The size of the IAF and India’s geopolitical aspirations mandate the modernisation and enhancement of IAF into a truly strategic air force; but the nation’s fiscal deficit, its supreme albeit misplaced confidence in foreign policy to prevent military altercation with our neighbours and the historicity of civil-military relationship with the bureaucracy viewing military with antipathy, are factors that continue to impede much-needed and critical military modernisation. The 114 MRFA quest is critical to the IAF – for both, meeting its precarious numbers of fighter squadrons and for acquiring new technologies.

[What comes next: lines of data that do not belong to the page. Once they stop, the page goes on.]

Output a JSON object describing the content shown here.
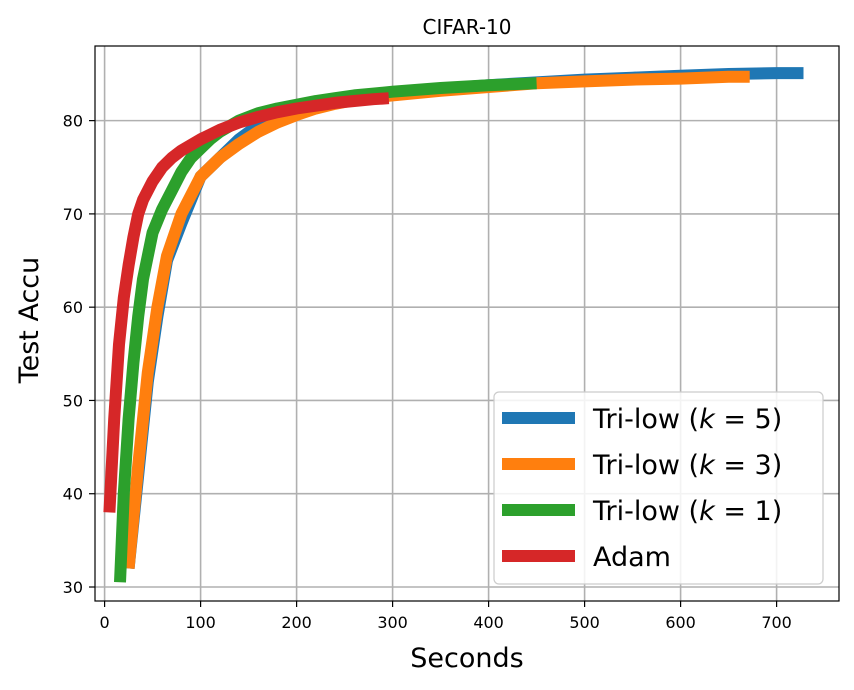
{
  "chart_data": {
    "type": "line",
    "title": "CIFAR-10",
    "xlabel": "Seconds",
    "ylabel": "Test Accu",
    "xlim": [
      -10,
      765
    ],
    "ylim": [
      28.5,
      88.0
    ],
    "xticks": [
      0,
      100,
      200,
      300,
      400,
      500,
      600,
      700
    ],
    "yticks": [
      30,
      40,
      50,
      60,
      70,
      80
    ],
    "grid": true,
    "legend_position": "bottom-right",
    "series": [
      {
        "name": "Tri-low (k = 5)",
        "legend_prefix": "Tri-low (",
        "legend_var": "k",
        "legend_suffix": " = 5)",
        "color": "#1f77b4",
        "x": [
          25,
          35,
          45,
          55,
          65,
          80,
          100,
          120,
          140,
          160,
          180,
          200,
          220,
          240,
          260,
          280,
          300,
          350,
          400,
          450,
          500,
          550,
          600,
          650,
          700,
          728
        ],
        "y": [
          32,
          42,
          52,
          59,
          65,
          69,
          74,
          76,
          78,
          79.5,
          80.5,
          81.2,
          81.6,
          82,
          82.3,
          82.5,
          82.8,
          83.4,
          83.8,
          84.1,
          84.4,
          84.6,
          84.8,
          85,
          85.1,
          85.1
        ]
      },
      {
        "name": "Tri-low (k = 3)",
        "legend_prefix": "Tri-low (",
        "legend_var": "k",
        "legend_suffix": " = 3)",
        "color": "#ff7f0e",
        "x": [
          25,
          35,
          45,
          55,
          65,
          80,
          100,
          120,
          140,
          160,
          180,
          200,
          220,
          240,
          260,
          280,
          300,
          350,
          400,
          450,
          500,
          550,
          600,
          650,
          672
        ],
        "y": [
          32,
          43,
          53,
          60,
          65.5,
          70,
          74,
          76,
          77.5,
          78.8,
          79.8,
          80.6,
          81.3,
          81.8,
          82.2,
          82.5,
          82.7,
          83.2,
          83.6,
          84,
          84.2,
          84.4,
          84.5,
          84.7,
          84.7
        ]
      },
      {
        "name": "Tri-low (k = 1)",
        "legend_prefix": "Tri-low (",
        "legend_var": "k",
        "legend_suffix": " = 1)",
        "color": "#2ca02c",
        "x": [
          16,
          20,
          25,
          30,
          35,
          40,
          45,
          50,
          60,
          70,
          80,
          90,
          100,
          110,
          120,
          140,
          160,
          180,
          200,
          220,
          240,
          260,
          280,
          300,
          350,
          400,
          450
        ],
        "y": [
          30.5,
          40,
          48,
          54,
          59,
          63,
          65.5,
          68,
          70.5,
          72.5,
          74.5,
          76,
          77,
          78,
          78.8,
          80,
          80.8,
          81.3,
          81.7,
          82.1,
          82.4,
          82.7,
          82.9,
          83.1,
          83.5,
          83.8,
          84
        ]
      },
      {
        "name": "Adam",
        "legend_prefix": "Adam",
        "legend_var": "",
        "legend_suffix": "",
        "color": "#d62728",
        "x": [
          5,
          10,
          15,
          20,
          25,
          30,
          35,
          40,
          50,
          60,
          70,
          80,
          90,
          100,
          110,
          120,
          140,
          160,
          180,
          200,
          220,
          240,
          260,
          280,
          296
        ],
        "y": [
          38,
          48,
          56,
          61,
          64.5,
          67.5,
          70,
          71.5,
          73.5,
          75,
          76,
          76.8,
          77.4,
          78,
          78.5,
          79,
          79.8,
          80.4,
          80.9,
          81.3,
          81.6,
          81.9,
          82.1,
          82.3,
          82.4
        ]
      }
    ]
  }
}
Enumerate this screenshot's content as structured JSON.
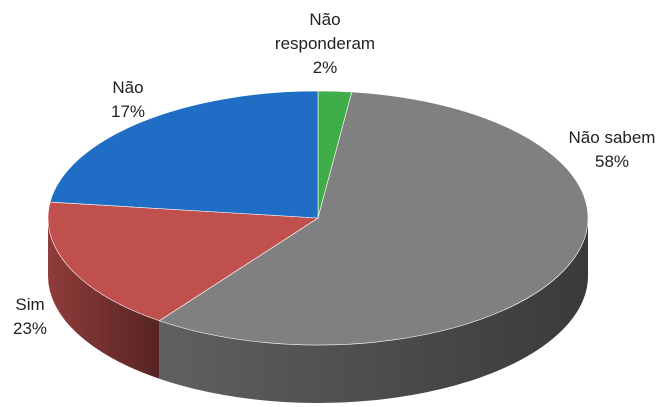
{
  "chart_data": {
    "type": "pie",
    "categories": [
      "Não responderam",
      "Não sabem",
      "Não",
      "Sim"
    ],
    "values": [
      2,
      58,
      17,
      23
    ],
    "value_labels": [
      "2%",
      "58%",
      "17%",
      "23%"
    ],
    "colors": [
      "#3fae49",
      "#808080",
      "#c0504d",
      "#1f6dc4"
    ]
  }
}
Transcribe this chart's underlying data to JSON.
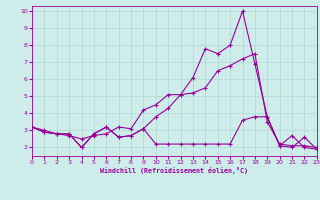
{
  "xlabel": "Windchill (Refroidissement éolien,°C)",
  "background_color": "#cdecea",
  "grid_color": "#aed8d5",
  "line_color": "#990099",
  "x_min": 0,
  "x_max": 23,
  "y_min": 1.5,
  "y_max": 10.3,
  "yticks": [
    2,
    3,
    4,
    5,
    6,
    7,
    8,
    9,
    10
  ],
  "xticks": [
    0,
    1,
    2,
    3,
    4,
    5,
    6,
    7,
    8,
    9,
    10,
    11,
    12,
    13,
    14,
    15,
    16,
    17,
    18,
    19,
    20,
    21,
    22,
    23
  ],
  "line1_x": [
    0,
    1,
    2,
    3,
    4,
    5,
    6,
    7,
    8,
    9,
    10,
    11,
    12,
    13,
    14,
    15,
    16,
    17,
    18,
    19,
    20,
    21,
    22,
    23
  ],
  "line1_y": [
    3.2,
    3.0,
    2.8,
    2.7,
    2.5,
    2.7,
    2.8,
    3.2,
    3.1,
    4.2,
    4.5,
    5.1,
    5.1,
    6.1,
    7.8,
    7.5,
    8.0,
    10.0,
    6.9,
    3.8,
    2.1,
    2.7,
    2.0,
    1.9
  ],
  "line2_x": [
    0,
    1,
    2,
    3,
    4,
    5,
    6,
    7,
    8,
    9,
    10,
    11,
    12,
    13,
    14,
    15,
    16,
    17,
    18,
    19,
    20,
    21,
    22,
    23
  ],
  "line2_y": [
    3.2,
    2.9,
    2.8,
    2.8,
    2.0,
    2.8,
    3.2,
    2.6,
    2.7,
    3.1,
    3.8,
    4.3,
    5.1,
    5.2,
    5.5,
    6.5,
    6.8,
    7.2,
    7.5,
    3.5,
    2.2,
    2.1,
    2.1,
    2.0
  ],
  "line3_x": [
    0,
    1,
    2,
    3,
    4,
    5,
    6,
    7,
    8,
    9,
    10,
    11,
    12,
    13,
    14,
    15,
    16,
    17,
    18,
    19,
    20,
    21,
    22,
    23
  ],
  "line3_y": [
    3.2,
    2.9,
    2.8,
    2.8,
    2.0,
    2.8,
    3.2,
    2.6,
    2.7,
    3.1,
    2.2,
    2.2,
    2.2,
    2.2,
    2.2,
    2.2,
    2.2,
    3.6,
    3.8,
    3.8,
    2.1,
    2.0,
    2.6,
    1.9
  ]
}
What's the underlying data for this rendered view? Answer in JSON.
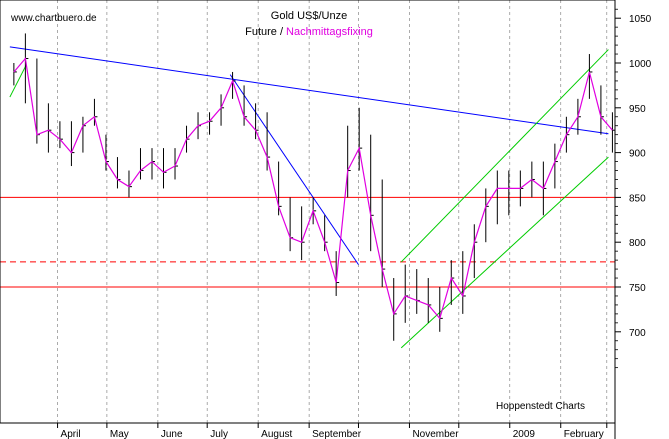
{
  "chart_data": {
    "type": "line",
    "watermark": "www.chartbuero.de",
    "title": "Gold US$/Unze",
    "subtitle_prefix": "Future /",
    "subtitle_highlight": "Nachmittagsfixing",
    "source": "Hoppenstedt Charts",
    "x_tick_labels": [
      "April",
      "May",
      "June",
      "July",
      "August",
      "September",
      "November",
      "2009",
      "February"
    ],
    "y_tick_labels": [
      "1050",
      "1000",
      "950",
      "900",
      "850",
      "800",
      "750",
      "700"
    ],
    "ylim": [
      650,
      1060
    ],
    "colors": {
      "price_bars": "#000000",
      "fixing_line": "#e000e0",
      "trend_line": "#0000ff",
      "channel": "#00cc00",
      "support": "#ff0000",
      "grid": "#888888"
    },
    "horizontal_levels": [
      {
        "value": 850,
        "style": "solid"
      },
      {
        "value": 778,
        "style": "dashed"
      },
      {
        "value": 750,
        "style": "solid"
      }
    ],
    "trend_lines": [
      {
        "from": {
          "x": "2008-03-03",
          "y": 1018
        },
        "to": {
          "x": "2009-03-02",
          "y": 921
        },
        "color": "blue"
      },
      {
        "from": {
          "x": "2008-07-15",
          "y": 987
        },
        "to": {
          "x": "2008-10-01",
          "y": 775
        },
        "color": "blue"
      },
      {
        "from": {
          "x": "2008-10-27",
          "y": 682
        },
        "to": {
          "x": "2009-03-02",
          "y": 895
        },
        "color": "green"
      },
      {
        "from": {
          "x": "2008-10-27",
          "y": 778
        },
        "to": {
          "x": "2009-03-02",
          "y": 1015
        },
        "color": "green"
      },
      {
        "from": {
          "x": "2008-03-03",
          "y": 962
        },
        "to": {
          "x": "2008-03-13",
          "y": 998
        },
        "color": "green"
      }
    ],
    "series": [
      {
        "x": [
          "2008-03-03",
          "2008-03-10",
          "2008-03-17",
          "2008-03-24",
          "2008-03-31",
          "2008-04-07",
          "2008-04-14",
          "2008-04-21",
          "2008-04-28",
          "2008-05-05",
          "2008-05-12",
          "2008-05-19",
          "2008-05-26",
          "2008-06-02",
          "2008-06-09",
          "2008-06-16",
          "2008-06-23",
          "2008-06-30",
          "2008-07-07",
          "2008-07-14",
          "2008-07-21",
          "2008-07-28",
          "2008-08-04",
          "2008-08-11",
          "2008-08-18",
          "2008-08-25",
          "2008-09-01",
          "2008-09-08",
          "2008-09-15",
          "2008-09-22",
          "2008-09-29",
          "2008-10-06",
          "2008-10-13",
          "2008-10-20",
          "2008-10-27",
          "2008-11-03",
          "2008-11-10",
          "2008-11-17",
          "2008-11-24",
          "2008-12-01",
          "2008-12-08",
          "2008-12-15",
          "2008-12-22",
          "2008-12-29",
          "2009-01-05",
          "2009-01-12",
          "2009-01-19",
          "2009-01-26",
          "2009-02-02",
          "2009-02-09",
          "2009-02-16",
          "2009-02-23",
          "2009-03-02"
        ],
        "high": [
          1000,
          1033,
          1005,
          955,
          935,
          935,
          940,
          960,
          920,
          895,
          880,
          905,
          905,
          905,
          905,
          930,
          945,
          945,
          965,
          990,
          975,
          955,
          945,
          890,
          850,
          840,
          850,
          830,
          790,
          930,
          950,
          920,
          870,
          760,
          775,
          770,
          760,
          750,
          780,
          790,
          820,
          860,
          880,
          880,
          880,
          890,
          890,
          910,
          940,
          960,
          1010,
          975,
          945
        ],
        "low": [
          975,
          955,
          910,
          900,
          905,
          885,
          900,
          930,
          880,
          860,
          850,
          870,
          870,
          860,
          870,
          900,
          915,
          920,
          930,
          960,
          930,
          915,
          880,
          830,
          790,
          780,
          820,
          790,
          740,
          850,
          880,
          790,
          750,
          690,
          710,
          720,
          710,
          700,
          730,
          720,
          760,
          800,
          820,
          830,
          840,
          850,
          830,
          860,
          900,
          920,
          960,
          920,
          900
        ],
        "close": [
          990,
          1005,
          920,
          925,
          915,
          900,
          930,
          940,
          890,
          870,
          862,
          880,
          890,
          878,
          885,
          915,
          930,
          935,
          950,
          980,
          940,
          925,
          895,
          840,
          805,
          800,
          835,
          800,
          755,
          880,
          905,
          830,
          770,
          720,
          740,
          735,
          730,
          715,
          760,
          740,
          800,
          840,
          860,
          860,
          860,
          870,
          860,
          890,
          920,
          940,
          990,
          940,
          925
        ]
      }
    ]
  }
}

It is critical to arrest the rapidly diminishing squadron strength; the low numbers are bad for the morale of the force (as also the other services and the nation) and also inhibit the IAF from carrying out its roles and tasks. There is no doubt that, when pressed into action, the IAF will do the nation proud with its professionalism and optimal use of scarce combat aircraft inventory in a Plan B scenario. However, meeting its urgent needs will help it to execute a resplendent Plan A; fast tracking and procuring 114 MRFA is the first and urgent step towards that distant dream.